An editor for Prison Legal News has sued the sheriff’s department in Marshall County, Tenn. (pop. 30,883) because the sheriff refused to comply with a request for public records about practices at the local jail.
In addition to refusing to comply with the records request, the sheriff, Norman Dalton, ordered a background check on the editor, paid a visit to his home and contacted the Department of Homeland Security.
Dalton admitted as much in court testimony this week, reports area NBC affiliate WSMV.
The editor, Alex Friedmann, sought the public records for an article about allegations of misconduct and abuse in the local prison system.
“It included policies regarding medical care for inmates, the contract with the jail to provide phone services for inmates, the grievance procedure process for inmates who complain,” Friedmann told WSMV.
Friedmann claims that Dalton and his department snubbed the records request – and spied on him, and contacted a federal agency charged with preventing terrorism – to cover up misconduct.
“The Marshall County Sheriff’s office apparently doesn’t feel it has to comply with the law,” the inmate advocate told the NBC affiliate.
“I think that’s very alarming and very disturbing that a law enforcement officer can do a background check, and in this case actually drove in to check my residence in person just because I filed a public records request with his agency,” he added.
Friedmann also noted that the sheriff’s department repeatedly insisted that he must visit the sheriff’s office in person to obtain records — a condition, he says, which is not required by Tennessee’s Office of Open Records.

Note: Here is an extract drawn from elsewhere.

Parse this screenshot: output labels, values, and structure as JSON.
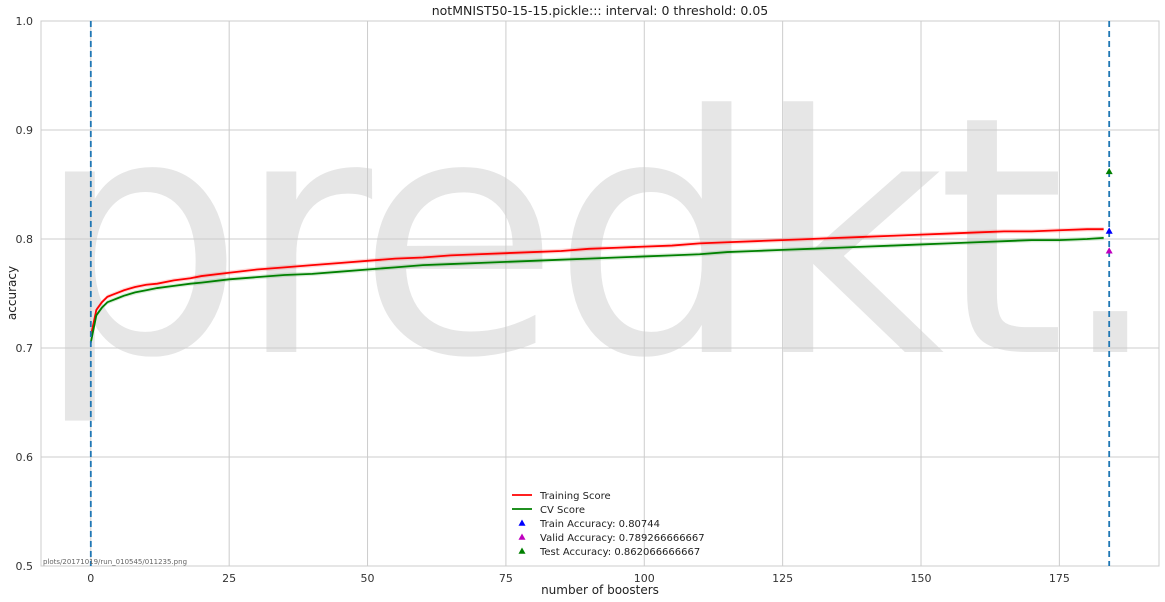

William Haywood, an attorney representing the rural sheriff, said Dalton had his reasons for spying on Friedmann and contacting federal agents.

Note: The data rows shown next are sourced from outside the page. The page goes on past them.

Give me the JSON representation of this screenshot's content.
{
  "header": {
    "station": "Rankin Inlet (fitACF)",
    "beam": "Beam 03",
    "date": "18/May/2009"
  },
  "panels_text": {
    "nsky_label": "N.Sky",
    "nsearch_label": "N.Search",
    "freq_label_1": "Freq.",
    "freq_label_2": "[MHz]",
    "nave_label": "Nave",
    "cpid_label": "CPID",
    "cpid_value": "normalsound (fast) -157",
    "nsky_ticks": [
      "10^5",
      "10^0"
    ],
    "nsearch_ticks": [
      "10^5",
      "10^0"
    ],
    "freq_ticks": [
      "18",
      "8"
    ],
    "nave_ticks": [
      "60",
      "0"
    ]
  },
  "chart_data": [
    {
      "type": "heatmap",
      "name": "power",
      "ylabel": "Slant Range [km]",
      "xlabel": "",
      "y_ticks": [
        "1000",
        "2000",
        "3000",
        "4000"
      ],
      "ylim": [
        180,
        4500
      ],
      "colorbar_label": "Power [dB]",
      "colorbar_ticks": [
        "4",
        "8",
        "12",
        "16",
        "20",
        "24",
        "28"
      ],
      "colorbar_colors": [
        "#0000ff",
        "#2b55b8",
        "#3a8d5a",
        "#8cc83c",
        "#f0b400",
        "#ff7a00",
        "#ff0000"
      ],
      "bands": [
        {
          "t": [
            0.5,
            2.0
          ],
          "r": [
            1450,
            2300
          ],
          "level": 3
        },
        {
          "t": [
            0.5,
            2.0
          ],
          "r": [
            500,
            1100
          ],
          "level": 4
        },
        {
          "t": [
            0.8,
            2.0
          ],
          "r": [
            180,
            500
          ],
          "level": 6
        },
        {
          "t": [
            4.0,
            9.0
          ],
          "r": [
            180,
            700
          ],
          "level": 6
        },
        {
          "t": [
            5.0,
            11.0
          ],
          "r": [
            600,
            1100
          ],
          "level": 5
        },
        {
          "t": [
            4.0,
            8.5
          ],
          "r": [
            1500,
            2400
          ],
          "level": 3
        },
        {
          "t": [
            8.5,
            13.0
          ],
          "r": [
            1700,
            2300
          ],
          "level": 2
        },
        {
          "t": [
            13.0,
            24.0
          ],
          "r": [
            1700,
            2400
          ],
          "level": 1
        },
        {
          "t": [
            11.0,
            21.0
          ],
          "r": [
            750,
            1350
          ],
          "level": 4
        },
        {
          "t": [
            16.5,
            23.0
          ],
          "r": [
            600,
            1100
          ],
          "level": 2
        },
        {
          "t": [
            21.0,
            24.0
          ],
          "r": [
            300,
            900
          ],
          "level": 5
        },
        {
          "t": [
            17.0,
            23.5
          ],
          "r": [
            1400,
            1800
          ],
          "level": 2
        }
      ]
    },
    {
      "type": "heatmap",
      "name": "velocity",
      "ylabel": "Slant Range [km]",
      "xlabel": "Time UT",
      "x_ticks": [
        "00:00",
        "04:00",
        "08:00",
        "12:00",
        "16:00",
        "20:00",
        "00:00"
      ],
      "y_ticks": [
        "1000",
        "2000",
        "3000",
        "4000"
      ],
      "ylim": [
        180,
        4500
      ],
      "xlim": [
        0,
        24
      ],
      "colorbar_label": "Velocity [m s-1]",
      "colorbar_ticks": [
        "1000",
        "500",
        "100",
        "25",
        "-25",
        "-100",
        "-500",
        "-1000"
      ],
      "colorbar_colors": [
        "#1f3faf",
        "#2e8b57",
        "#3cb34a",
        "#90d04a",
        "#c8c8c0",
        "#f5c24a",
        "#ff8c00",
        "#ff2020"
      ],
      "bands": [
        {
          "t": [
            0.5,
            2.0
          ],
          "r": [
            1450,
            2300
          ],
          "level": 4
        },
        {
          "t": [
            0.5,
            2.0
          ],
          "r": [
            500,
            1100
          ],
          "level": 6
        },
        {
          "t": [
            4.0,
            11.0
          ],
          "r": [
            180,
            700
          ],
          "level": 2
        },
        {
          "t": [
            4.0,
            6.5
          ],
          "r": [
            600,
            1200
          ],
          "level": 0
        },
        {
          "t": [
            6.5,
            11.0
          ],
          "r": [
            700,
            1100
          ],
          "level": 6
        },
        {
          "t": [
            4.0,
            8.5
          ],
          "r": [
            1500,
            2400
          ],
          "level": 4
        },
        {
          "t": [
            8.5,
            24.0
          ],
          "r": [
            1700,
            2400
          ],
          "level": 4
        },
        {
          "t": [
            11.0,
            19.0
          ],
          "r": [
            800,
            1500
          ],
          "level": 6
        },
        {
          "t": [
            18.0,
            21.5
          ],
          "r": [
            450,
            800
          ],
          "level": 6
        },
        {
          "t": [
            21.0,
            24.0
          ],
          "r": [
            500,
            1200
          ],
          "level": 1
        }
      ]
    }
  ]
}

“Like the sheriff said on the witness stand, if he is not personally familiar with the person requesting or knows that they are a resident, then he has a right – he has an obligation under the statute – to make sure they are a resident of the state of Tennessee,” Haywood told the station.

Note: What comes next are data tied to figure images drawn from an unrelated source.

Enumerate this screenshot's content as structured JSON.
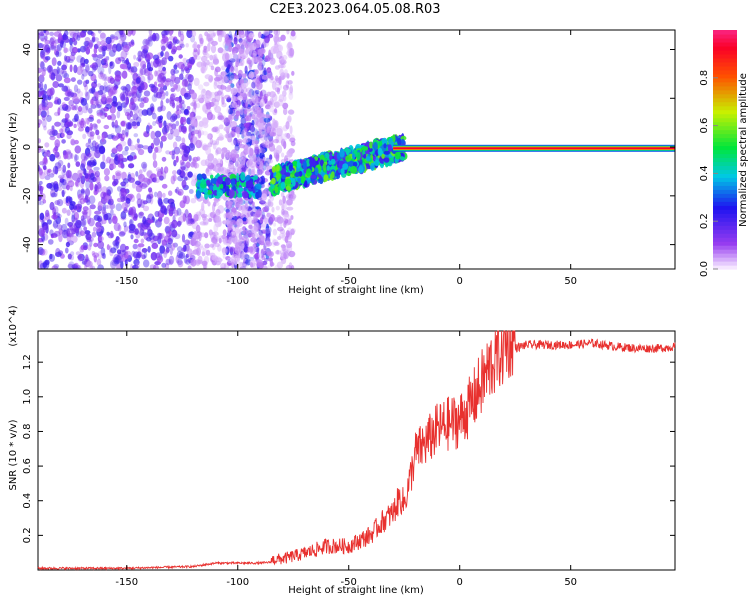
{
  "figure_title": "C2E3.2023.064.05.08.R03",
  "colors": {
    "snr_line": "#e8302e",
    "axis": "#000000",
    "background": "#ffffff"
  },
  "chart_data": [
    {
      "type": "heatmap",
      "name": "spectrogram",
      "title": "",
      "xlabel": "Height of straight line (km)",
      "ylabel": "Frequency (Hz)",
      "xlim": [
        -190,
        97
      ],
      "ylim": [
        -50,
        48
      ],
      "xticks": [
        -150,
        -100,
        -50,
        0,
        50
      ],
      "yticks": [
        -40,
        -20,
        0,
        20,
        40
      ],
      "colorbar": {
        "label": "Normalized spectral amplitude",
        "range": [
          0,
          1
        ],
        "ticks": [
          0.0,
          0.2,
          0.4,
          0.6,
          0.8
        ]
      },
      "regions": [
        {
          "description": "noise",
          "x": [
            -190,
            -120
          ],
          "freq": [
            -50,
            48
          ],
          "amplitude": 0.15
        },
        {
          "description": "noise",
          "x": [
            -105,
            -85
          ],
          "freq": [
            -50,
            48
          ],
          "amplitude": 0.2
        },
        {
          "description": "sparse noise",
          "x": [
            -120,
            -75
          ],
          "freq": [
            -50,
            48
          ],
          "amplitude": 0.05
        },
        {
          "description": "signal cluster",
          "x": [
            -118,
            -90
          ],
          "freq": [
            -20,
            -12
          ],
          "amplitude": 0.35
        },
        {
          "description": "signal band",
          "x": [
            -85,
            -25
          ],
          "freq": [
            -15,
            5
          ],
          "amplitude": 0.4
        },
        {
          "description": "carrier",
          "x": [
            -30,
            97
          ],
          "freq": [
            -2,
            1
          ],
          "amplitude": 0.9
        }
      ]
    },
    {
      "type": "line",
      "name": "snr",
      "title": "",
      "xlabel": "Height of straight line (km)",
      "ylabel": "SNR (10 * v/v)",
      "y_multiplier": "(x10^4)",
      "xlim": [
        -190,
        97
      ],
      "ylim": [
        0,
        1.38
      ],
      "xticks": [
        -150,
        -100,
        -50,
        0,
        50
      ],
      "yticks": [
        0.2,
        0.4,
        0.6,
        0.8,
        1.0,
        1.2
      ],
      "series": [
        {
          "name": "SNR",
          "x": [
            -190,
            -150,
            -120,
            -110,
            -100,
            -90,
            -80,
            -70,
            -60,
            -50,
            -40,
            -35,
            -30,
            -27,
            -25,
            -22,
            -20,
            -15,
            -10,
            -5,
            0,
            5,
            10,
            15,
            20,
            25,
            30,
            40,
            50,
            60,
            70,
            80,
            90,
            97
          ],
          "values": [
            0.01,
            0.01,
            0.02,
            0.04,
            0.04,
            0.04,
            0.05,
            0.08,
            0.12,
            0.12,
            0.18,
            0.25,
            0.3,
            0.38,
            0.35,
            0.5,
            0.62,
            0.68,
            0.75,
            0.78,
            0.8,
            0.88,
            1.0,
            1.12,
            1.2,
            1.28,
            1.3,
            1.3,
            1.3,
            1.31,
            1.29,
            1.28,
            1.28,
            1.29
          ]
        }
      ]
    }
  ]
}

Haywood did not identify any statute suggesting that Sheriff Dalton should call Homeland Security because someone had requested prison records.
WSMV also interviewed a local bail bondsman, Mike Farrar, who alleged that the Marshall County jail regularly mistreats inmates.
“They feed them here just twice a day instead of three meals. They eat at 6 o’clock in the morning and 6 o’clock in the evening only. But they sell commissary here that the sheriff’s department gets commission off of,” Farrar said.
After the court hearing, Sheriff Dalton graciously indicated that he now believes that Friedmann has a right to obtain the records he has tried so hard not to release. The sheriff also said he hopes the judge in the case rules against him and forces the release of the records.
A written ruling is expected soon.
Prison Legal News, founded in 1990, reports on civil litigation by inmates around the country and a wealth of other issues including prison conditions, prison rape, prison slave labor and prisoner medical treatment.
Friedmann began working for the nonprofit watchdog group after he completed a 10-year prison sentence of his own for armed robbery, attempted aggravated robbery and attempted murder, according to Mother Jones.